The accolade for your "WTF" method, as you describe, belongs to Laurent
Longre, see here
http://xcell05.free.fr/english/index.html
The method is limited to 255 characters of help text in total for the
description and all the arguments.
KeepItCool discovered a way to overcome the 255 limit. It is based on
Laurent's method but with clever use of names, see demo here
http://www.jkp-ads.com/Articles/RegisterUDF00.htm
Unless or until you fully understand the demo use it as-is, but find
alternative API function names to those used in the demo. Later you may find
the code can be usefully adapted to your needs, but If you get something
slightly wrong you may crash Excel. If you are using automation addin
functions, as became available for use in XL2002, the intrinsic method can
also be used with the code in your own app, though function names will
appear twice in the function wizard.
If you have your own .Net/C# "ordinary" dll you might just as well include
some dummy functions for use with the above methods (instead of say calling
User32.dll).
You can to link to a chm help file without either of the above. Also you can
include 2-3 lines (depending on XL version) of help text to appear in the
function wizard (but not text for each argument). The help link and text can
be added by selecting the function in Object browser, rt-click, properties.
With simple functions the "description" text alone might be enough without
resorting to the methods above. Have a go with that first.
AFAIK there are no other approaches to include help text in the function
wizard.
Regards,
Peter T
"Jack Hoxley [MVP]" wrote in
message ...
Morning all,
Just a quick post to request some best-practice advice as to what my
options
might be. I've been digging around MSDN for a while and haven't found any
promising leads yet.
In a nutshell I want some VBA (or C#) code for Excel 2003 where I can
store
help text that appears in the function helper window - e.g. function
description, category and parameter name/description.

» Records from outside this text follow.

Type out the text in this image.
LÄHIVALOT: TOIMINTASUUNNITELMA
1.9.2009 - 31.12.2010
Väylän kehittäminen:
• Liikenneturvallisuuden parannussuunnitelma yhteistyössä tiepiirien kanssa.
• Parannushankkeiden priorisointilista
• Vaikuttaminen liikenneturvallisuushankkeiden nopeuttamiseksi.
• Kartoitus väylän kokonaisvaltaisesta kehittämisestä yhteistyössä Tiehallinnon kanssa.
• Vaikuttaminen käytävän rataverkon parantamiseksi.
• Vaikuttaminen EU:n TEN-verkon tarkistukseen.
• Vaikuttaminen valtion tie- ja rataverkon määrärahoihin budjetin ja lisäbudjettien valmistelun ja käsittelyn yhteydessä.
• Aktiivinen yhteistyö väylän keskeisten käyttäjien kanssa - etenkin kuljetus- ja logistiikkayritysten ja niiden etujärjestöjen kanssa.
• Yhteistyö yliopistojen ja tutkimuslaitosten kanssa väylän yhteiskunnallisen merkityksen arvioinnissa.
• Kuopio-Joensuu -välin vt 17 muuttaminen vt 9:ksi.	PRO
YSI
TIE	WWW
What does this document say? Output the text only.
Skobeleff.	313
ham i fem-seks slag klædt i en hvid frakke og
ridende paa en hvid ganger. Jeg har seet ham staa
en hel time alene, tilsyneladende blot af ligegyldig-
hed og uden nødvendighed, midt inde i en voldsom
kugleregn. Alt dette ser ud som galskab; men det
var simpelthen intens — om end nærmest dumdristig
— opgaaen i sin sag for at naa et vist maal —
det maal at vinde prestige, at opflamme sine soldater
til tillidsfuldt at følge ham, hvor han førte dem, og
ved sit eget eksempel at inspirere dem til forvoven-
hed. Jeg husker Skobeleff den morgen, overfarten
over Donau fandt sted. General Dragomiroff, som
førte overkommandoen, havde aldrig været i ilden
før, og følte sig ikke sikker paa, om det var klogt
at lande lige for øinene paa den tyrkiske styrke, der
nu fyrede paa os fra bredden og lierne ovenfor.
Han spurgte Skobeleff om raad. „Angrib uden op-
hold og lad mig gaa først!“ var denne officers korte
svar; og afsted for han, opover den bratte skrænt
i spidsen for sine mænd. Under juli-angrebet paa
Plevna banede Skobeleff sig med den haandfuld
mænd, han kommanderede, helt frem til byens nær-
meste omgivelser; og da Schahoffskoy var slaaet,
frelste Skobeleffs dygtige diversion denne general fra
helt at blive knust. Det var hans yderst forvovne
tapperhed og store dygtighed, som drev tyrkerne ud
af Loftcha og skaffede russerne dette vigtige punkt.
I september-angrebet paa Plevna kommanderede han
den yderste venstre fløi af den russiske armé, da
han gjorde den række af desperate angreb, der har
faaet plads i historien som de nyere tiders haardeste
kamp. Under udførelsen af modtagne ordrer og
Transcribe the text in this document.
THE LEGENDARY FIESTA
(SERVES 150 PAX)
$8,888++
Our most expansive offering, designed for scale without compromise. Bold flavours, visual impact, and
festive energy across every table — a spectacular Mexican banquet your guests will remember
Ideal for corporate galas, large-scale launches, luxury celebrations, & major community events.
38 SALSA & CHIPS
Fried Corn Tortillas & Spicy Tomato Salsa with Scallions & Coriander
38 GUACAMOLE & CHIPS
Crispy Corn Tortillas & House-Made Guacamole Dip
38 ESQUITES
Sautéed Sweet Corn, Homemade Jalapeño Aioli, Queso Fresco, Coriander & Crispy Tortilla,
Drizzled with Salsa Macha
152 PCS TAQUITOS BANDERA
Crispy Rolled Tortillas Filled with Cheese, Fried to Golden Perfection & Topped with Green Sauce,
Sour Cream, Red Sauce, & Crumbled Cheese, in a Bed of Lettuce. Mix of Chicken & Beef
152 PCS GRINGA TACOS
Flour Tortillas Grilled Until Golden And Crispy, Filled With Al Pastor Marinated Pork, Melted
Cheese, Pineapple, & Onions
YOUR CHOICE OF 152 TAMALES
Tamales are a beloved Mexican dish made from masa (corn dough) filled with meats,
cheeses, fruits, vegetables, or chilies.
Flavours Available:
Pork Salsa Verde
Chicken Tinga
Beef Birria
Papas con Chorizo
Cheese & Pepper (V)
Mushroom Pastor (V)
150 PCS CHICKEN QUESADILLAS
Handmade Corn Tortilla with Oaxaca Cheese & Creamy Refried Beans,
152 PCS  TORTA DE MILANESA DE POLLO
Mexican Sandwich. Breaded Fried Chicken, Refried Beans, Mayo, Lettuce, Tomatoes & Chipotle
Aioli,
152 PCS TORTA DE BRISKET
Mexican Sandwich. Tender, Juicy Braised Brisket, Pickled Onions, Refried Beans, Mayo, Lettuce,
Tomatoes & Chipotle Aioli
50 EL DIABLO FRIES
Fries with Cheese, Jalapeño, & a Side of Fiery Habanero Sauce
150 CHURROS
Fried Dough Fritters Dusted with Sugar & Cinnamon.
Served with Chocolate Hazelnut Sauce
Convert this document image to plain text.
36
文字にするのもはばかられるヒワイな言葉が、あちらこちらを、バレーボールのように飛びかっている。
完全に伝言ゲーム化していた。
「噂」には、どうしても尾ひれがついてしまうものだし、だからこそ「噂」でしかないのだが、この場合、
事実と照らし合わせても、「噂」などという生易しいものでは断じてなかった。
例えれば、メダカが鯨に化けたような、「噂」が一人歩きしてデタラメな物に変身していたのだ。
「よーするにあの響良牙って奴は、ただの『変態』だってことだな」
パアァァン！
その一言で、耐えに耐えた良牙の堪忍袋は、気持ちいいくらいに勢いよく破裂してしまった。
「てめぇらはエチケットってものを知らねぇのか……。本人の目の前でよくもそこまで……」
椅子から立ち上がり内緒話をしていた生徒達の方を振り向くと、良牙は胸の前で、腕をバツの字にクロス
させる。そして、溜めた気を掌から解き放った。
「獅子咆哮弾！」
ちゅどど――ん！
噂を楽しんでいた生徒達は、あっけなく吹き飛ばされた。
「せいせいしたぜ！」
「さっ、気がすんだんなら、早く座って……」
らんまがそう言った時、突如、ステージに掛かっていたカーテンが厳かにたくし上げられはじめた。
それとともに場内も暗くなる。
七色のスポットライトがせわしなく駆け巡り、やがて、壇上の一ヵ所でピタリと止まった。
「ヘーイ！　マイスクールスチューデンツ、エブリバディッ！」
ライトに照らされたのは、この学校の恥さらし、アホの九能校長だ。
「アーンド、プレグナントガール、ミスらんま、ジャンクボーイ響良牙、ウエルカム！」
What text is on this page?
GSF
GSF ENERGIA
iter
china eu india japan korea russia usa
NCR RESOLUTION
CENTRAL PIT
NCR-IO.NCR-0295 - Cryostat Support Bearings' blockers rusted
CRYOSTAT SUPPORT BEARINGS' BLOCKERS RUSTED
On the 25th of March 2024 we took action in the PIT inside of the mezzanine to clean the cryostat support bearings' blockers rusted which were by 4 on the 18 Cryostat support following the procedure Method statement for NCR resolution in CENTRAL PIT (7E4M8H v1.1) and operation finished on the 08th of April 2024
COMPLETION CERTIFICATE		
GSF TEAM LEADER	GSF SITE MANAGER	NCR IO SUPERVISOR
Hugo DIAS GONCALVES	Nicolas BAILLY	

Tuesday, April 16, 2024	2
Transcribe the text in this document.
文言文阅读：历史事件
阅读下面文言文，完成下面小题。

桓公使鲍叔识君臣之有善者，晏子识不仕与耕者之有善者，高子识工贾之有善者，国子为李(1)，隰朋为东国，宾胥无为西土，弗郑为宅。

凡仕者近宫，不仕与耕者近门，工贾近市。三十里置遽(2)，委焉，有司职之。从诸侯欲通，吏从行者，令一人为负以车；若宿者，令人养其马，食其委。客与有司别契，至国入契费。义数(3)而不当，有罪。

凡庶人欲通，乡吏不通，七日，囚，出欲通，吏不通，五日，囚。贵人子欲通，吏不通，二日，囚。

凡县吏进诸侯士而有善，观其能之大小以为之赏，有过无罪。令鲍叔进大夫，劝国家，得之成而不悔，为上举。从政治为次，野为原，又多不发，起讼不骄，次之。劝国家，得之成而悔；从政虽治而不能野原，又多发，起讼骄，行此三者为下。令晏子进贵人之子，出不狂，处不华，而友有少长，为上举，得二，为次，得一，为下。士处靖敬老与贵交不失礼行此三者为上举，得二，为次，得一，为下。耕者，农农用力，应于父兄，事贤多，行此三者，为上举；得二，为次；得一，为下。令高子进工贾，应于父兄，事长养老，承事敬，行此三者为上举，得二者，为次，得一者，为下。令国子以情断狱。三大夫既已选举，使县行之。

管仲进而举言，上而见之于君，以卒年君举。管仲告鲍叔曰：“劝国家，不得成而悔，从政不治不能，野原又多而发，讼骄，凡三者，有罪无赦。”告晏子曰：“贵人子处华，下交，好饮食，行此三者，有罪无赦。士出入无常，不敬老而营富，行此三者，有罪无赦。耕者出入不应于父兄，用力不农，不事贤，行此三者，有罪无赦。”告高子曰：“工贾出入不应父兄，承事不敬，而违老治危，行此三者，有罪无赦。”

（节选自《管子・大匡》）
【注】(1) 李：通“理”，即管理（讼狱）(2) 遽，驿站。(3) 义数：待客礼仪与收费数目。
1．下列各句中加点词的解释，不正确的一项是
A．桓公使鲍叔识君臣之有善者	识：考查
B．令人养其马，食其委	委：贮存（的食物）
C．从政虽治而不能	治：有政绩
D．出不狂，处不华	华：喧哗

I found the following two articles:
http://www.dailydoseofexcel.com/arch...on-with-excel/
http://www.bettersolutions.com/excel...N723710331.htm
But they cause strange errors whereby our UDF's aren't always called. I
did
some digging, and found
http://msdn.microsoft.com/en-us/library/bb687900.aspx
which left me confused as to how the aforementioned code is ever supposed
to
work. It strikes me that the oft repeated fragments online are nothing but
fugly hacks. Who's smart idea was it to try and pull out User32.dll calls
and
re-alias them as other VBA functions?! A true "WTF".
Does anyone know of any other approaches to exposing intellisense-style
information to the end-users of our Excel Addin? Can VSTO somehow do it
directly from within the .NET/C# code maybe?